MazEF and MqsRA are toxin-antitoxin systems, where the toxins MazF and MqsR sequence-specifically cleave single-stranded RNA, thereby shutting down protein synthesis and cell growth. However, it has been proposed that MazF functions in a highly specific pathway, where it truncates the 5' ends of a set of E. coli transcripts (the MazF regulon), which are then translated under stress conditions by specialized ribosomes. We mapped the cleavage sites of MazF and MqsR throughout the E. coli transcriptome. Our results show that both toxins cleave mRNA independently of the recognition site position and MazF freely cleaves transcripts of the proposed MazF regulon within coding sequences. Proteome analysis indicated that MazF expression leads to overall inhibition of protein synthesis and the putative MazF regulon proteins are not selectively synthesized in response to the toxin. Our results support a simpler role for endoribonuclease TA systems as indifferent destroyers of unstructured RNA.
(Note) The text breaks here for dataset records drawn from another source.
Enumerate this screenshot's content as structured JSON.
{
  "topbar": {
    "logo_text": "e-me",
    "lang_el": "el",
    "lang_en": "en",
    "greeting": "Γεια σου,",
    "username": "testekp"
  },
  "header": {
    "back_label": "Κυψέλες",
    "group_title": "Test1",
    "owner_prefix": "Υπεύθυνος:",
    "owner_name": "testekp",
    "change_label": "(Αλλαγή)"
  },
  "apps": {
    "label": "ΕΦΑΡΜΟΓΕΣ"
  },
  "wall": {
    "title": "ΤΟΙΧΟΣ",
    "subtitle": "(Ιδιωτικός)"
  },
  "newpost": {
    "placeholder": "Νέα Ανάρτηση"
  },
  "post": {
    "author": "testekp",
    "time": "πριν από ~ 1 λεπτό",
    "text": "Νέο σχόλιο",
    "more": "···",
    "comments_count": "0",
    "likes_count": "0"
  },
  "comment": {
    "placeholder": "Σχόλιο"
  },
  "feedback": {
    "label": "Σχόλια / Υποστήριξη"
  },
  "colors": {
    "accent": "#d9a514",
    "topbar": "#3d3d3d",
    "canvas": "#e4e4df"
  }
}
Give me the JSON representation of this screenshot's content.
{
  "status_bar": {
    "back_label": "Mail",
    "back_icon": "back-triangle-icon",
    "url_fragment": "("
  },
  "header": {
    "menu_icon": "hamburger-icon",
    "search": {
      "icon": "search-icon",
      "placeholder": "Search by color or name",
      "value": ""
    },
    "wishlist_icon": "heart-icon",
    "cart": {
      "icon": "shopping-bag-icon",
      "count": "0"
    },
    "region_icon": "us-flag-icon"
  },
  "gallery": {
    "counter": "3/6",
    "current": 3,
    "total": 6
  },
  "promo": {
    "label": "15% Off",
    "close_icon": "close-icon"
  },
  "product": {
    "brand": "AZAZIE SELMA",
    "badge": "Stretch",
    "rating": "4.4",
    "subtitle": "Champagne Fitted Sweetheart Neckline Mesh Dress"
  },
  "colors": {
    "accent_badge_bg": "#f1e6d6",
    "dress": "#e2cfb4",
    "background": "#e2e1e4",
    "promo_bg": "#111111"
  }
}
MazEF和MqsRA是毒素抗毒素系统，其中毒素MazF和MqsR序列特异性切割单链RNA，从而关闭蛋白质合成和细胞生长。然而，已经提出，MazF在高度特异性的途径中起作用，在其中它截短一组大肠杆菌转录物（MazF regulon）的5'末端，然后在应激条件下由专门的核糖体翻译。我们绘制了整个大肠杆菌中MazF和MqsR的切割位点转录组。我们的结果表明，这两种毒素均会独立于识别位点位置而切割mRNA，而MazF会自由地在编码序列内切割拟议的MazF regulon的转录本。蛋白质组学分析表明，MazF表达导致蛋白质合成的全面抑制，推定的MazF调节子蛋白并未响应毒素而选择性合成。我们的结果支持内切核糖核酸酶TA系统作为非结构化RNA的无害破坏者的简单作用。